The Wright Home

For years, one couple lived in a home that just wasn’t right for them. And then they enlisted architect Stan Russell to modernize it.

When Stan Russell got the call five years ago, he wasn’t surprised. A Charlotte couple had reached out to Russell about fifteen years prior to help design their mountain home. And while the collaboration back then didn’t pan out, the couple (and Russell) knew that when the time came to design their primary residence in Charlotte, there was only one architect they would consider. It was Russell.

The project, it turns out, was renovating the homeowners’ circa-1939, traditional, Georgian-style home, which the couple had lived in for eighteen years. “The home was originally designed as a duplex, so it had a bilateral symmetry to it,” Russell explains. The previous homeowners had renovated the home two years before the homeowners moved in. It was during that renovation that the home had been converted into a single-family residence. Beyond that, though, there wasn’t much else that had been updated, including the traditional architecture and finishes of the home. “The layout was choppy, with a fireplace dividing the entire downstairs living area,” Russell explains. “The home really didn’t take advantage of its stunning views to the front and the back, either.” Drawn to a more contemporary, Frank Lloyd Wright-inspired look, the homeowners knew Russell could develop the overall aesthetic they were looking for. 

Russell pulled together several schematic designs for the homeowners, all of which had a primary goal of opening up the layout of the 4,200-square-foot home, taking advantage of the exterior views, and modernizing the finishes and architectural details so that the home was more reflective of a contemporary design. While the downstairs had been renovated to create one living space, the family room and living room still felt completely separate, which was not conducive to entertaining. The fireplace had been covered with drywall and, unsure of what was underneath, Russell encouraged the homeowners to let him find out. What was there turned out to be a bit of an architectural gem: exposed, in-tact masonry. “It had a certain character and scale to it,” Russell says of the fireplace and chimney. Russell cleaned up the brick, left it exposed, and created a few niches in it for artwork and other accessories. “It’s still a room divider. But it’s very warm and ties into all the wood we used. That fireplace became a real asset to the space because it greets you when you come in.”
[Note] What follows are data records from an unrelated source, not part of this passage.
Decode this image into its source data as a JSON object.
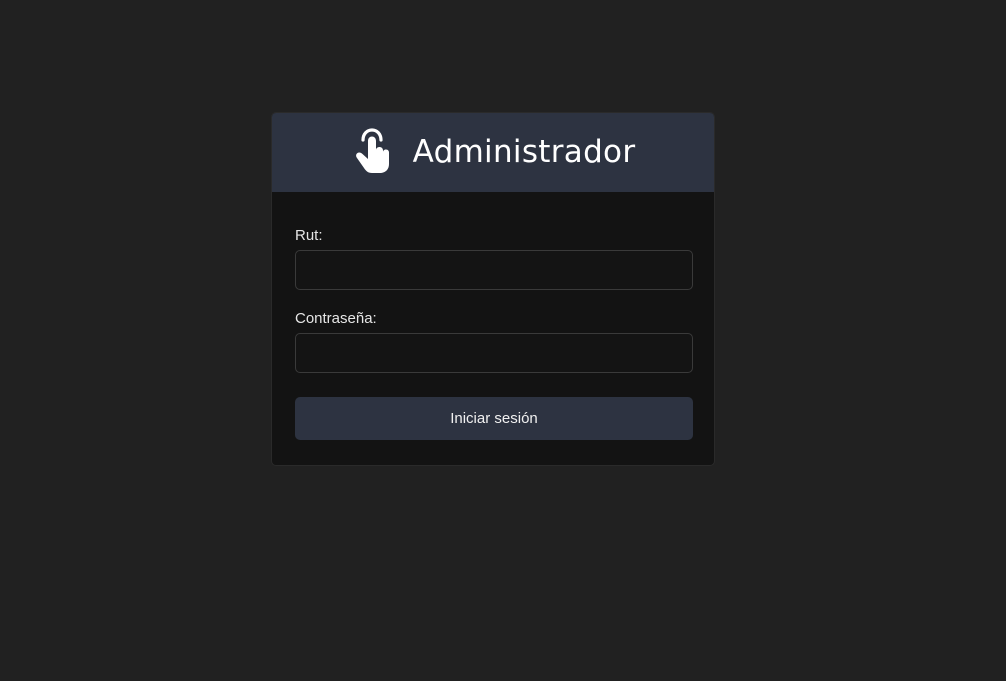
{
  "header": {
    "title": "Administrador",
    "icon": "pointer-hand-icon"
  },
  "form": {
    "rut_label": "Rut:",
    "rut_value": "",
    "password_label": "Contraseña:",
    "password_value": "",
    "submit_label": "Iniciar sesión"
  },
  "colors": {
    "page_background": "#212121",
    "card_background": "#131313",
    "header_background": "#2d3341",
    "button_background": "#2d3341",
    "text": "#ffffff"
  }
}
The next major hurdle for Russell was not only reconfiguring the existing kitchen but moving the entire space. “The kitchen was in the back of the house, got very little light, and had zero views,” Russell says, who suggested moving the kitchen up to the front of the house where it would not only get more natural light but would also take advantage of the home’s stunning views. “You can now stand in the kitchen and look out to the front and the rear yard,” Russell says. “It completely changed the dynamic of the space.” The kitchen now seamlessly flows into the dining room rather than being closed off from the rest of the home.

The kitchen itself was completely redesigned as well, with more custom, clear maple cabinetry designed by Russell and accented with modern drawer pulls and a large, granite center island. A nod to Frank Lloyd Wright, Russell added an exposed steel beam between the kitchen and the dining room and painted it in the famous architect’s signature Cherokee Red hue. Though Russell considered trying to salvage the home’s original hardwood flooring, so much of the renovation had damaged it, which led the homeowners to add a stunning South American wood floor. “It’s in the oak family and works well with the wood we added to the architectural details,” Russell explains.

The interiors weren’t the only things Russell redesigned for the homeowners. The exterior needed updating, as well. That included reimagining the approach to the home with a new sidewalk and driveway. Russell also redesigned the facade of the home, transforming the one-time traditional, Georgian property into a modern structure reminiscent of Frank Lloyd Wright architecture and design. A new porch and entryway with exposed steel complemented the tongue-and-groove stained cypress siding and dark grey brick, which had been repainted to update the home. “We also added some overhangs over the windows for shading and to really enhance the indoor/outdoor relationship with the home,” Russell explains.

Though the renovation took over a year to complete, the homewoners are in love with the result. “The home has such great energy to it,” one of the homeowners says.  “Every time I walk through the home I think to myself how beautiful it is. I’m absolutely thrilled with how it all turned out. I just wish we hadn’t waited eighteen years to finally do it.”